In this sense, Valencia is developing projects such as GrowGreen, which seeks solutions based on nature to fight climate change and promotes resilience in the face of periods of drought or heavy rainfall. Solutions such as vertical gardens on facades or on terraces that act against thermal stress in buildings, and rainwater accumulation systems have been built.
Another relevant initiative is Match Up, proposing three pilot projects in the maritime neighbourhood of Valencia that cover issues such as sustainable mobility, energy efficiency and ICT solutions applied to people’s daily lives. The initiative has resulted in, for example, a tidal energy pilot project, electric bicycle rides to improve the quality of life of the elderly, and distribution of local goods by electric bicycles.
Another project, in this case of waste management, is WaysTUP, in which the remains of the meat and fish industries and coffee capsules are used to obtain fertilizers, substances of interest for the chemical industry and pharmaceutical or energy generation, in a valuable example of the potential of the circular economy.
Among the initiatives in Valencia, it is also worth highlighting the European Sustainable Tourist Destination project, which aims to achieve a zero-carbon footprint for the large and growing number of tourists who come to Valencia, a city of 800,000 inhabitants that has been designated as the European Capital of Smart Tourism for 2022.
Also related to tourism, Valencia has the Comercio Turístico (Tourist Commerce) project, which will mean the digitisation of 200 shops in tourist areas of the city, an issue that will improve the competitiveness in the sector.
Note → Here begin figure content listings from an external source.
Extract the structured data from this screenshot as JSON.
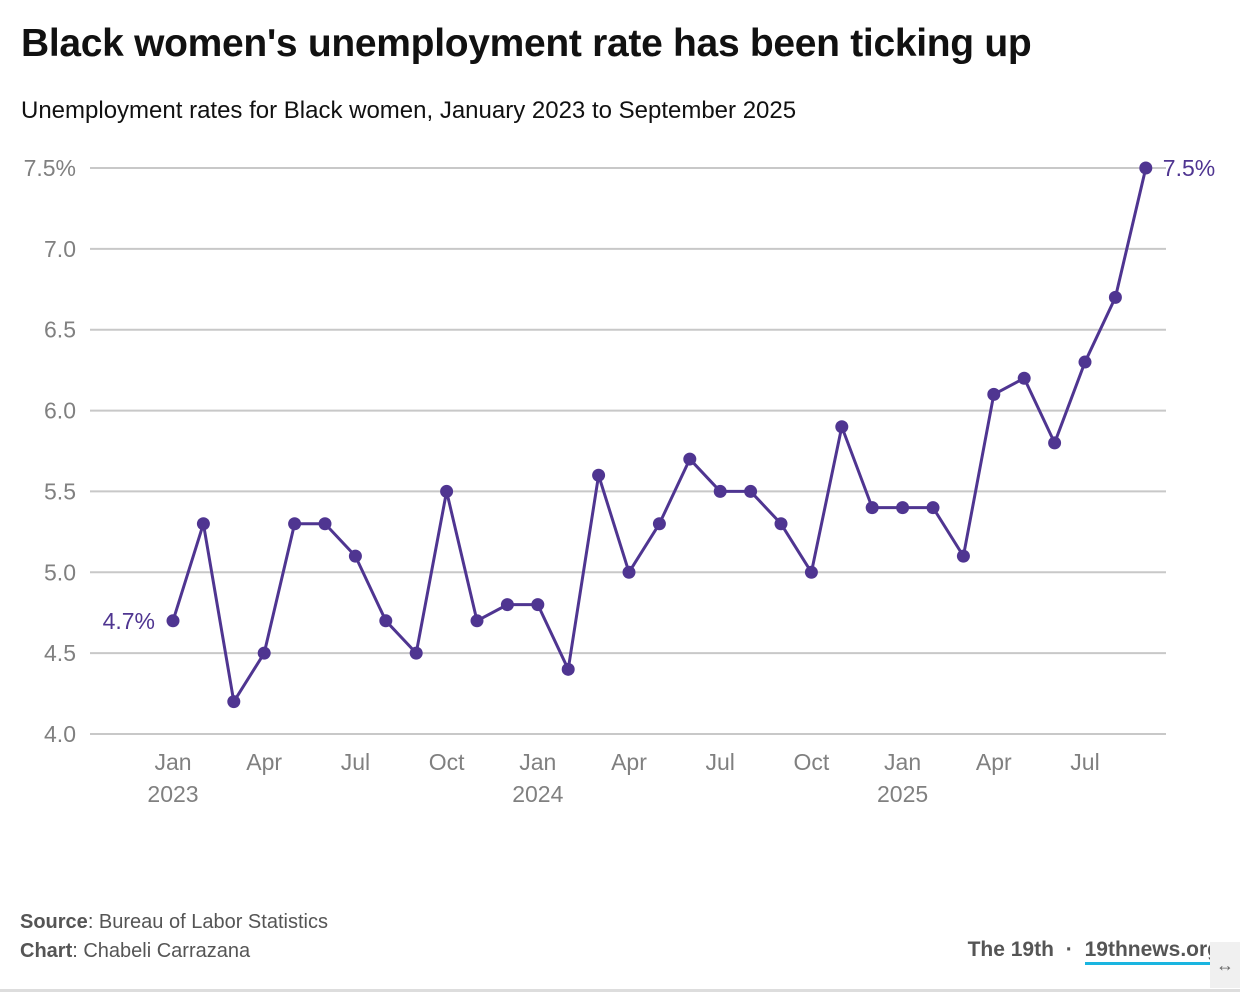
{
  "header": {
    "title": "Black women's unemployment rate has been ticking up",
    "subtitle": "Unemployment rates for Black women, January 2023 to September 2025"
  },
  "chart_data": {
    "type": "line",
    "title": "Black women's unemployment rate has been ticking up",
    "subtitle": "Unemployment rates for Black women, January 2023 to September 2025",
    "xlabel": "",
    "ylabel": "",
    "ylim": [
      4.0,
      7.5
    ],
    "grid": true,
    "line_color": "#4f3591",
    "y_ticks": [
      {
        "value": 7.5,
        "label": "7.5%"
      },
      {
        "value": 7.0,
        "label": "7.0"
      },
      {
        "value": 6.5,
        "label": "6.5"
      },
      {
        "value": 6.0,
        "label": "6.0"
      },
      {
        "value": 5.5,
        "label": "5.5"
      },
      {
        "value": 5.0,
        "label": "5.0"
      },
      {
        "value": 4.5,
        "label": "4.5"
      },
      {
        "value": 4.0,
        "label": "4.0"
      }
    ],
    "x_ticks": [
      {
        "index": 0,
        "label": "Jan",
        "year": "2023"
      },
      {
        "index": 3,
        "label": "Apr",
        "year": ""
      },
      {
        "index": 6,
        "label": "Jul",
        "year": ""
      },
      {
        "index": 9,
        "label": "Oct",
        "year": ""
      },
      {
        "index": 12,
        "label": "Jan",
        "year": "2024"
      },
      {
        "index": 15,
        "label": "Apr",
        "year": ""
      },
      {
        "index": 18,
        "label": "Jul",
        "year": ""
      },
      {
        "index": 21,
        "label": "Oct",
        "year": ""
      },
      {
        "index": 24,
        "label": "Jan",
        "year": "2025"
      },
      {
        "index": 27,
        "label": "Apr",
        "year": ""
      },
      {
        "index": 30,
        "label": "Jul",
        "year": ""
      }
    ],
    "x": [
      "2023-01",
      "2023-02",
      "2023-03",
      "2023-04",
      "2023-05",
      "2023-06",
      "2023-07",
      "2023-08",
      "2023-09",
      "2023-10",
      "2023-11",
      "2023-12",
      "2024-01",
      "2024-02",
      "2024-03",
      "2024-04",
      "2024-05",
      "2024-06",
      "2024-07",
      "2024-08",
      "2024-09",
      "2024-10",
      "2024-11",
      "2024-12",
      "2025-01",
      "2025-02",
      "2025-03",
      "2025-04",
      "2025-05",
      "2025-06",
      "2025-07",
      "2025-08",
      "2025-09"
    ],
    "series": [
      {
        "name": "Black women unemployment rate",
        "values": [
          4.7,
          5.3,
          4.2,
          4.5,
          5.3,
          5.3,
          5.1,
          4.7,
          4.5,
          5.5,
          4.7,
          4.8,
          4.8,
          4.4,
          5.6,
          5.0,
          5.3,
          5.7,
          5.5,
          5.5,
          5.3,
          5.0,
          5.9,
          5.4,
          5.4,
          5.4,
          5.1,
          6.1,
          6.2,
          5.8,
          6.3,
          6.7,
          7.5
        ]
      }
    ],
    "annotations": [
      {
        "index": 0,
        "label": "4.7%",
        "side": "left"
      },
      {
        "index": 32,
        "label": "7.5%",
        "side": "right"
      }
    ]
  },
  "footer": {
    "source_label": "Source",
    "source_value": ": Bureau of Labor Statistics",
    "chart_label": "Chart",
    "chart_value": ": Chabeli Carrazana",
    "brand": "The 19th",
    "separator": "·",
    "link": "19thnews.org"
  },
  "icons": {
    "resize": "↔"
  }
}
The pedestrianisation of key points in the historic centre of the city, the installation of photovoltaic solar-panelled pergolas that generate electricity on a small scale, the creation of superblocks and the construction of more bike lanes are other actions that will improve the lives of the citizens of Valencia. Different projects related to energy self-consumption and the renaturalisation of the metropolis are also being implemented with photovoltaic panels that will be installed in different municipal buildings and the entire lighting system of the city has been technologically transformed, achieving greater efficiency and savings of €4 million per year, which will be reinvested in new energy efficiency projects.
Consequently, all the effort that the Valencia City Council has been carrying out in recent years in terms of decarbonisation has resulted in the city’s candidacy to be one of the 100 cities chosen by the European Commission within its European mission ‘Achieving 100 climate-neutral and smart cities in 2030.’
To reach all goals, Valencia “needs the engagement of the overall society – companies, citizens, academia – and we are trying to build a city alliance,” explains Peris, adding that “we have an initiative, called Mission Ambassador Entity, through which any kind of organisations, companies, even a small store in the city can contribute and commit to the mission, it’s something that’s working to engage a plurality of actors in the city.”
So far, he says, the public response has been positive and “by incorporating our mission-oriented innovation approach at the core of our Urban Strategy we have gained a new way of thinking and working which is more related to action and learning-planned approaching, orientation towards experimentation, etc.”